Au nom de la Loi : Schoenberg et les critiques
Esteban Buch
Tout au long de sa carrière, Arnold Schoenberg fut l’objet de nombreuses attaques de la part de la critique musicale. Au-delà des aspects techniques, ce vocabulaire hostile puisait dans le registre du politique et dans celui de la déviance corporelle et psychique. Ce passage discursif entre musique et société, particulièrement fréquent à l’époque des premières œuvres atonales, tirait sa vraisemblance de concepts qui avaient une signification établie, métaphorique ou littérale, dans les deux domaines concernés. C’est le cas, surtout, de la notion de loi (Gesetz), car l’idée scientifique de loi naturelle inspirait la plupart des critiques qui assimilaient l’abandon de la tonalité à une faute politique ou morale. C’est au concept de loi musicale qu’est consacré le présent article, où sont interrogées à la fois l’efficacité rhétorique et la pertinence logique de l’analogie entre le système tonal décrit dans les traités d’harmonie, et un « système légal » tel que défini par la science juridique.
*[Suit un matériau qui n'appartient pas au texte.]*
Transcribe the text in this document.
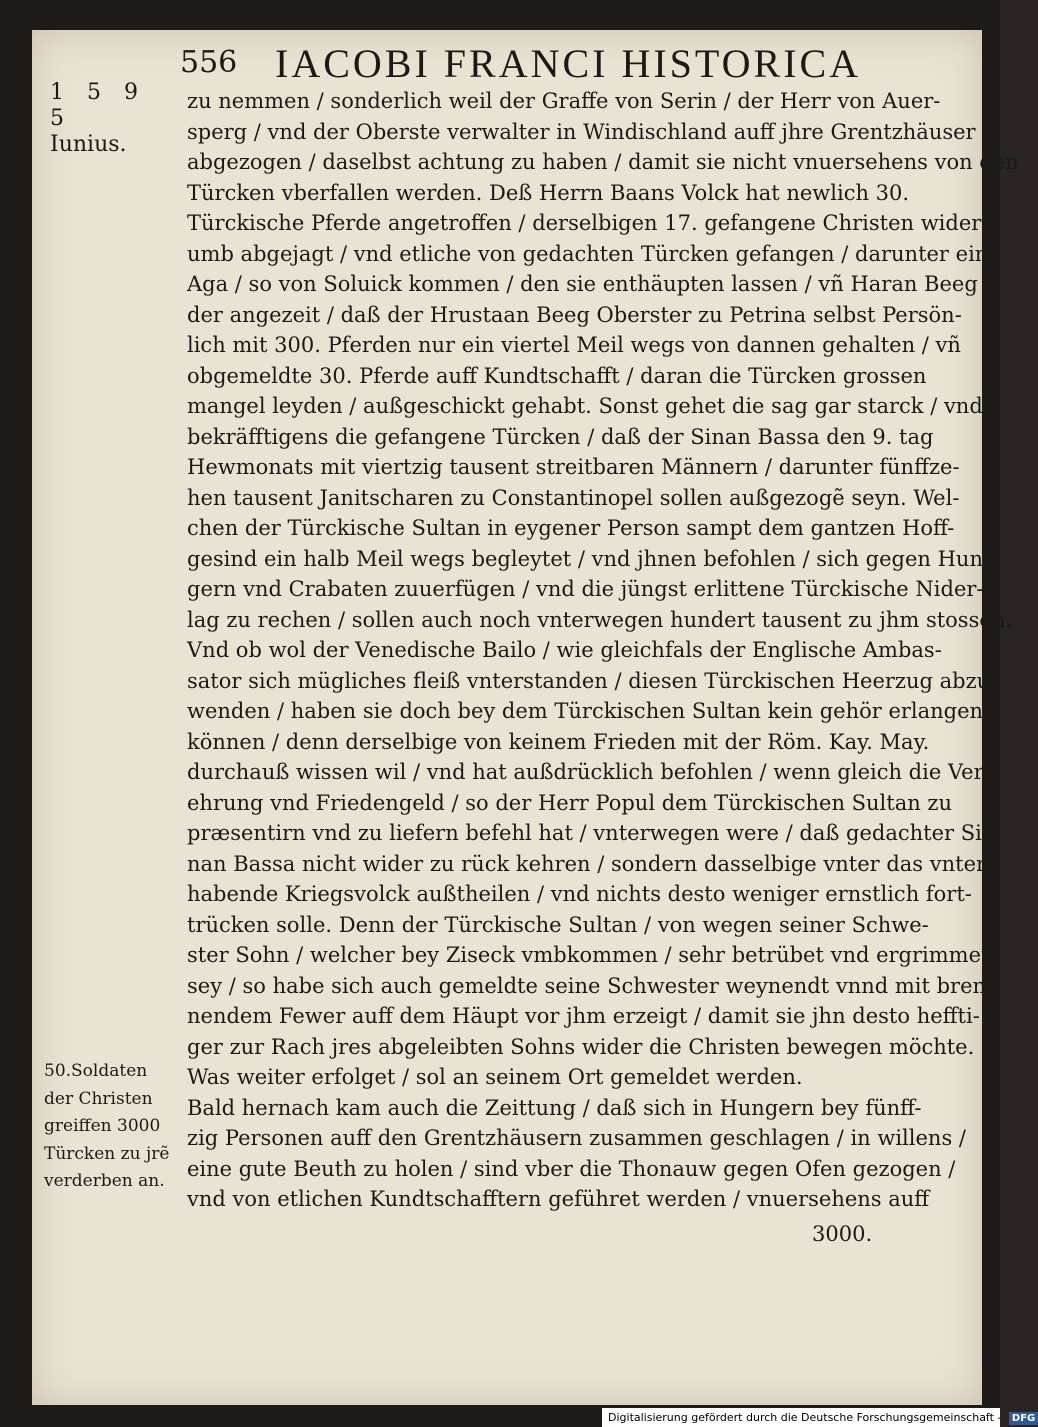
556 IACOBI FRANCI HISTORICA
1 5 9 5
Iunius.
50.Soldaten
der Christen
greiffen 3000
Türcken zu jrẽ
verderben an.
zu nemmen / sonderlich weil der Graffe von Serin / der Herr von Auer-
sperg / vnd der Oberste verwalter in Windischland auff jhre Grentzhäuser
abgezogen / daselbst achtung zu haben / damit sie nicht vnuersehens von den
Türcken vberfallen werden. Deß Herrn Baans Volck hat newlich 30.
Türckische Pferde angetroffen / derselbigen 17. gefangene Christen wider-
umb abgejagt / vnd etliche von gedachten Türcken gefangen / darunter ein
Aga / so von Soluick kommen / den sie enthäupten lassen / vñ Haran Beeg /
der angezeit / daß der Hrustaan Beeg Oberster zu Petrina selbst Persön-
lich mit 300. Pferden nur ein viertel Meil wegs von dannen gehalten / vñ
obgemeldte 30. Pferde auff Kundtschafft / daran die Türcken grossen
mangel leyden / außgeschickt gehabt. Sonst gehet die sag gar starck / vnd
bekräfftigens die gefangene Türcken / daß der Sinan Bassa den 9. tag
Hewmonats mit viertzig tausent streitbaren Männern / darunter fünffze-
hen tausent Janitscharen zu Constantinopel sollen außgezogẽ seyn. Wel-
chen der Türckische Sultan in eygener Person sampt dem gantzen Hoff-
gesind ein halb Meil wegs begleytet / vnd jhnen befohlen / sich gegen Hun-
gern vnd Crabaten zuuerfügen / vnd die jüngst erlittene Türckische Nider-
lag zu rechen / sollen auch noch vnterwegen hundert tausent zu jhm stossen.
Vnd ob wol der Venedische Bailo / wie gleichfals der Englische Ambas-
sator sich mügliches fleiß vnterstanden / diesen Türckischen Heerzug abzu-
wenden / haben sie doch bey dem Türckischen Sultan kein gehör erlangen
können / denn derselbige von keinem Frieden mit der Röm. Kay. May.
durchauß wissen wil / vnd hat außdrücklich befohlen / wenn gleich die Ver-
ehrung vnd Friedengeld / so der Herr Popul dem Türckischen Sultan zu
præsentirn vnd zu liefern befehl hat / vnterwegen were / daß gedachter Si-
nan Bassa nicht wider zu rück kehren / sondern dasselbige vnter das vnter-
habende Kriegsvolck außtheilen / vnd nichts desto weniger ernstlich fort-
trücken solle. Denn der Türckische Sultan / von wegen seiner Schwe-
ster Sohn / welcher bey Ziseck vmbkommen / sehr betrübet vnd ergrimmet
sey / so habe sich auch gemeldte seine Schwester weynendt vnnd mit bren-
nendem Fewer auff dem Häupt vor jhm erzeigt / damit sie jhn desto heffti-
ger zur Rach jres abgeleibten Sohns wider die Christen bewegen möchte.
Was weiter erfolget / sol an seinem Ort gemeldet werden.
Bald hernach kam auch die Zeittung / daß sich in Hungern bey fünff-
zig Personen auff den Grentzhäusern zusammen geschlagen / in willens /
eine gute Beuth zu holen / sind vber die Thonauw gegen Ofen gezogen /
vnd von etlichen Kundtschafftern geführet werden / vnuersehens auff
3000.
Digitalisierung gefördert durch die Deutsche Forschungsgemeinschaft - DFG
Throughout his career, Arnold Schoenberg was a regular target for music critics, who were fond of linking technical issues to a political vocabulary and to images of bodily and psychic deviance. This discursive shift between music and society was current usage by the times of the first atonal works, and was mainly grounded on concepts having an established meaning, litteral or metaphorical, in both fields. The notion of law (Gesetz), anchored in the scientific idea of natural law, was particularly instrumental in viewing the abandonment of tonality as a political or a moral fault. This paper deals with the concept of musical lawfulness, focusing on both the rhetorical impact and the logical relevance of the analogy between the tonal system, as described by treatises on harmony, and a “legal system”, as defined by the theory of law.